Restrictions and requirements relating to labelling of approved products

(2) A label for an approved product must include the following information in a prominent position on the label:
(a) a list of the active ingredients of the product and the appropriate quantity of each active ingredient;

But the Ministry of Health has let slip (here) that SGT-7 is

ADB-CHICA

and SGT-19 is

4-fluoro-AM2201

So now you know. No, wait …

You’ve never previously heard of ADB-CHICA or 4-fluoro-AM2201, right? Well, neither have I, and neither has Google. We still don’t know WTF-7 and WTF-19 they are.

Suppose that someone other than the manufacturers and the Ministry of Obfuscation knew the chemical identities (structures) of these substances? Could they have reasonably guessed that they would cause serious adverse effects such as kidney failure? Well, it’s reasonable to think so. Indeed, I sounded the alarm here a few months ago.

AB-005 XLR-11_structure

The compound on the left is AB-005 which has interim approval. The compound on the right is XLR-11 which was banned as from 13 July 2012 by Peter Dunne. They are structurally similar. They are analogues.

The problem here is that XLR-11 has been linked to acute kidney injury in some users. Now the Ministry of “Health” has seen fit to approve an analogue of a suspected kidney toxin for human use. But it’s legal so it must be safe, right? Yeah right.

But it turns out there’s a problem in my reasoning. You see, we can take an educated guess that analogues of known nephrotoxins are quite likely unsafe. But we don’t know which structural similarities count. Some wise heads in the online drug-using community have suggested that the culprit is not the backbone of the XLR-11 molecule (i.e., the ring structures) but the fluoropentyl side-chain. And there’s at least three products with interim approval that contain a fluoropentyl side-chain, viz., 5F-PB-22, (S)-N-(1-amino-3, 3dimethyl-1-oxobutan-2-yl)-1-(5-fluoropentyl-1H-indole-3-carboxamide and 1-(5-fluoropentyl)-3-(4-fluoro-1-naphthoyl)indole.

However, in the event it’s none of the suspects above that have so far caused kidney failure in some users.
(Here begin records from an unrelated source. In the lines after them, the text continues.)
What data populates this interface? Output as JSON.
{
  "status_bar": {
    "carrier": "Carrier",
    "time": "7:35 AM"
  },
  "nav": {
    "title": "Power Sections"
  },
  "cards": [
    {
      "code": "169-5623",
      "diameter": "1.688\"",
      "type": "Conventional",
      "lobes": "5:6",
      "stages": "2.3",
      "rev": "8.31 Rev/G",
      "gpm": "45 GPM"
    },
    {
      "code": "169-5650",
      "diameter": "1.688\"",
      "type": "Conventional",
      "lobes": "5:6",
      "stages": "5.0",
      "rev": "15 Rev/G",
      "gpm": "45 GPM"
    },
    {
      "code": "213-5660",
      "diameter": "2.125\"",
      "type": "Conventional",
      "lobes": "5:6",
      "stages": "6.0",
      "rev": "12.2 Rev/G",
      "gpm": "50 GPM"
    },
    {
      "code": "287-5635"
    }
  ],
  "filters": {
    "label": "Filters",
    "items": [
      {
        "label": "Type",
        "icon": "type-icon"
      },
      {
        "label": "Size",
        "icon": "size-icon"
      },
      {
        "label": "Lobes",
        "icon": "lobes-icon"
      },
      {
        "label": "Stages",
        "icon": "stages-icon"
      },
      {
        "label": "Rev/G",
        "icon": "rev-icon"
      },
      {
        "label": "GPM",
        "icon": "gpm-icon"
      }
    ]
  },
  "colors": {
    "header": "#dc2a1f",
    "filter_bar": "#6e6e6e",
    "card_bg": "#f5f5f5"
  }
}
It’s one or both of ADB-CHICA or 4-fluoro-AM2201. And what this means is that we cannot make a reasonable educated guess as to which synthetic cannabinoids are possible nephrotoxins. They’re all suspect.

The National government is conducting medical experiments on New Zealand citizens without their informed consent. Really, they’re only one step away from the Tuskagee syphilis experiment and two steps away from the Nazi human experimentation of Josef Mengele.

Never again!

The National government is criminally insane. And must be stopped.